A sensitive and quantitative focal immunoassay has been used to measure the effects of three different therapeutic agents on tissue culture cells infected with human immunodeficiency virus (HIV). The effects of the drugs were studied on both acutely and persistently infected CD4+ cell lines. The three agents, azidothymidine (AZT), interferon-α (lFN-α), and an anti-HIV envelope antibody coupled to ricin A chain, were tested alone and in combination. AZT was found to have its greatest effect during early stages of the infection, but also had an action on persistently infected T cell lines.
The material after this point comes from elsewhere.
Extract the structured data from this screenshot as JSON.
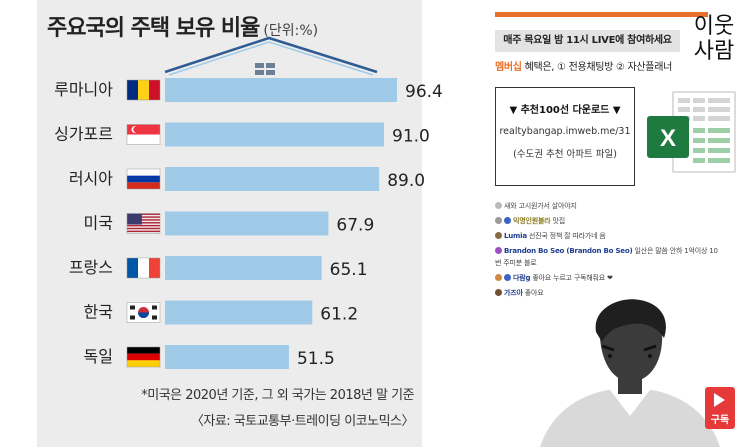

The effect of AZT on persistently infected cells was seen within 24 h, increased with extended exposure to the drug, and persisted after its removal. lFN-α had variable effects on acutely infected cells but suppressed chronic infection. Combinations of the therapeutic agents were studied. Using a model that allowed for treatment during both acute and persistent stages of infection, the most effective combination in suppressing HIV infection was the continual use of both AZT and lFN-α at the highest tolerable doses. Knowledge of the efficacy of AZT on persistently infected cells will allow for the most effective design of clinical protocols.